Quando il fondamentalismo diventa criminale...

In nome Dio, sotto la bandiera della fede, quante stragi sono state commesse nella storia?

E di quanti dei parliamo, perché non esiste un Dio solo e dello stesso ci possono essere tante varianti, ai cui dettami adeguarsi. La serie tv In nome del cielo, distribuita da Disney +, ha un titolo originale più pregnante, Under The Banner of Heaven, perché è sempre sotto un vessillo che sventola che si radunano i seguaci di qualunque idea.

È tratta dal libro omonimo, definito “true crime” perché racconta un reale fatto di cronaca nera, genere che riscuote molto gradimento in forma scritta o trasposto su schermi grandi o piccoli. L’autore è quel Jon Krakauer noto per aver scritto Nelle terre estreme e Aria sottile, divenuti i due film Into The Wilde ed Everest.

Andrew Garfield, il bravo poliziotto, padre di famiglia e uomo di chiesa.

I fedeli che si stringono sotto il vessillo di Dio e dei suoi profeti in questo caso sono i Mormoni, religione fondata dal 1830 in poi dal profeta Joseph Smith su “rivelazione” diretta da parte del Signore. Dopo la sua cruenta morte nel 1844 e molte separazioni da parte dei fedeli, oggi la branca più numerosa è quella della Chiesa dei Santi degli ultimi giorni (la LDS), che ha il suo fulcro nello stato dello Utah. Ma la storia del movimento religioso meriterebbe un approfondimento a parte.

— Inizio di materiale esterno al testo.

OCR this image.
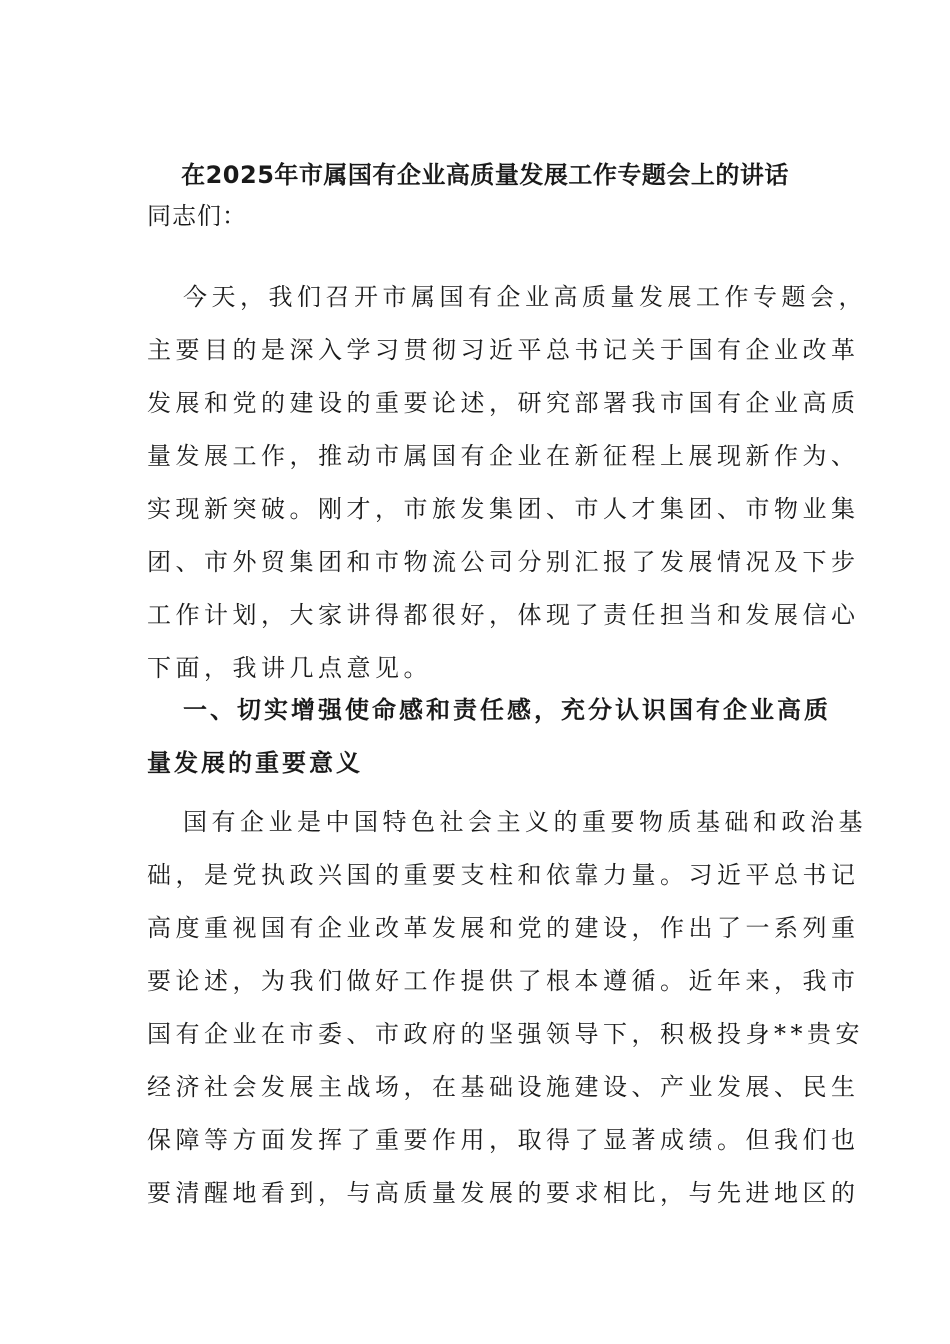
在2025年市属国有企业高质量发展工作专题会上的讲话
同志们：
今天，我们召开市属国有企业高质量发展工作专题会，
主要目的是深入学习贯彻习近平总书记关于国有企业改革
发展和党的建设的重要论述，研究部署我市国有企业高质
量发展工作，推动市属国有企业在新征程上展现新作为、
实现新突破。刚才，市旅发集团、市人才集团、市物业集
团、市外贸集团和市物流公司分别汇报了发展情况及下步
工作计划，大家讲得都很好，体现了责任担当和发展信心
下面，我讲几点意见。
一、切实增强使命感和责任感，充分认识国有企业高质
量发展的重要意义
国有企业是中国特色社会主义的重要物质基础和政治基
础，是党执政兴国的重要支柱和依靠力量。习近平总书记
高度重视国有企业改革发展和党的建设，作出了一系列重
要论述，为我们做好工作提供了根本遵循。近年来，我市
国有企业在市委、市政府的坚强领导下，积极投身**贵安
经济社会发展主战场，在基础设施建设、产业发展、民生
保障等方面发挥了重要作用，取得了显著成绩。但我们也
要清醒地看到，与高质量发展的要求相比，与先进地区的
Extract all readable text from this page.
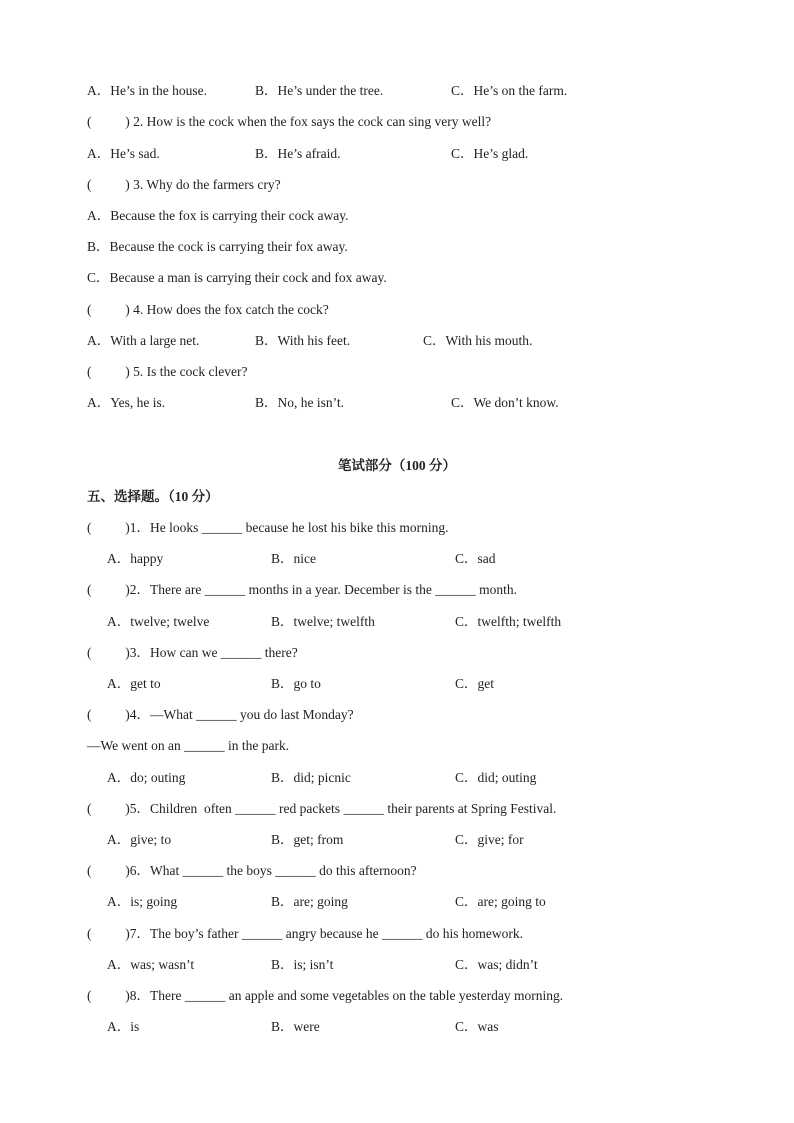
A．He’s in the house.	B．He’s under the tree.	C．He’s on the farm.
(          ) 2. How is the cock when the fox says the cock can sing very well?
A．He’s sad.	B．He’s afraid.	C．He’s glad.
(          ) 3. Why do the farmers cry?
A．Because the fox is carrying their cock away.
B．Because the cock is carrying their fox away.
C．Because a man is carrying their cock and fox away.
(          ) 4. How does the fox catch the cock?
A．With a large net.	B．With his feet.	C．With his mouth.
(          ) 5. Is the cock clever?
A．Yes, he is.	B．No, he isn’t.	C．We don’t know.
笔试部分（100 分）
五、选择题。（10 分）
(          )1．He looks ______ because he lost his bike this morning.
A．happy	B．nice	C．sad
(          )2．There are ______ months in a year. December is the ______ month.
A．twelve; twelve	B．twelve; twelfth	C．twelfth; twelfth
(          )3．How can we ______ there?
A．get to	B．go to	C．get
(          )4．—What ______ you do last Monday?
—We went on an ______ in the park.
A．do; outing	B．did; picnic	C．did; outing
(          )5．Children  often ______ red packets ______ their parents at Spring Festival.
A．give; to	B．get; from	C．give; for
(          )6．What ______ the boys ______ do this afternoon?
A．is; going	B．are; going	C．are; going to
(          )7．The boy’s father ______ angry because he ______ do his homework.
A．was; wasn’t	B．is; isn’t	C．was; didn’t
(          )8．There ______ an apple and some vegetables on the table yesterday morning.
A．is	B．were	C．was
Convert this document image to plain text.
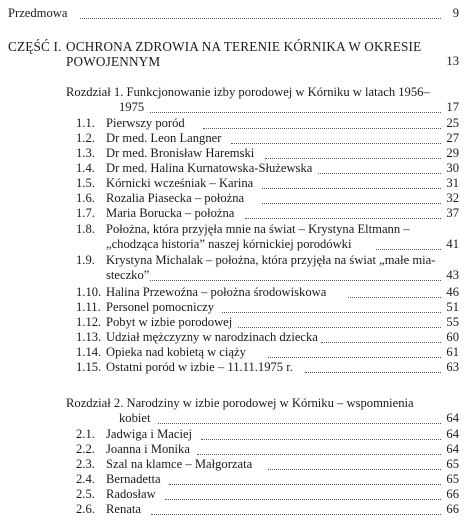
Przedmowa	9
CZĘŚĆ I. OCHRONA ZDROWIA NA TERENIE KÓRNIKA W OKRESIE
POWOJENNYM	13
Rozdział 1. Funkcjonowanie izby porodowej w Kórniku w latach 1956–
1975	17
1.1. Pierwszy poród	25
1.2. Dr med. Leon Langner	27
1.3. Dr med. Bronisław Haremski	29
1.4. Dr med. Halina Kurnatowska-Służewska	30
1.5. Kórnicki wcześniak – Karina	31
1.6. Rozalia Piasecka – położna	32
1.7. Maria Borucka – położna	37
1.8. Położna, która przyjęła mnie na świat – Krystyna Eltmann –
„chodząca historia” naszej kórnickiej porodówki	41
1.9. Krystyna Michalak – położna, która przyjęła na świat „małe mia-
steczko”	43
1.10. Halina Przewoźna – położna środowiskowa	46
1.11. Personel pomocniczy	51
1.12. Pobyt w izbie porodowej	55
1.13. Udział mężczyzny w narodzinach dziecka	60
1.14. Opieka nad kobietą w ciąży	61
1.15. Ostatni poród w izbie – 11.11.1975 r.	63
Rozdział 2. Narodziny w izbie porodowej w Kórniku – wspomnienia
kobiet	64
2.1. Jadwiga i Maciej	64
2.2. Joanna i Monika	64
2.3. Szal na klamce – Małgorzata	65
2.4. Bernadetta	65
2.5. Radosław	66
2.6. Renata	66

I fedeli, infatti, hanno creato e si adeguano a diverse variazioni del loro credo, determinate da quale è il Profeta che seguono, perché diversi profeti impongono diverse regole, alcune oggi abbandonate (anche perché dichiarate fuorilegge) come la poligamia. Ma sta alla congregazione decidere a quali aderire.

A Joseph Smith si rifanno oggi i fondamentalisti che predicano un ritorno alla poligamia e il rifiuto della Stato centrale. Della sua vicenda e di altre successive sapremo grazie a flashback che si intrecciano al caso di cronaca nera avvenuto ai giorni nostri, che è il soggetto principale. Siamo nel 1984 a East Rockwell, nei pressi di Salt Lake City, enclave storica dei Mormoni, e vengono assassinate crudelmente una giovane madre e la sua bambina di quindici mesi.

Come da tradizione il primo sospettato è il marito, Allen Lafferty, il più giovane fra i membri dell’influente famiglia, famosa e rispettata nella zona, con il patriarca e i suoi sei figli, tutti forniti di altrettante devote mogli e di numerosa prole.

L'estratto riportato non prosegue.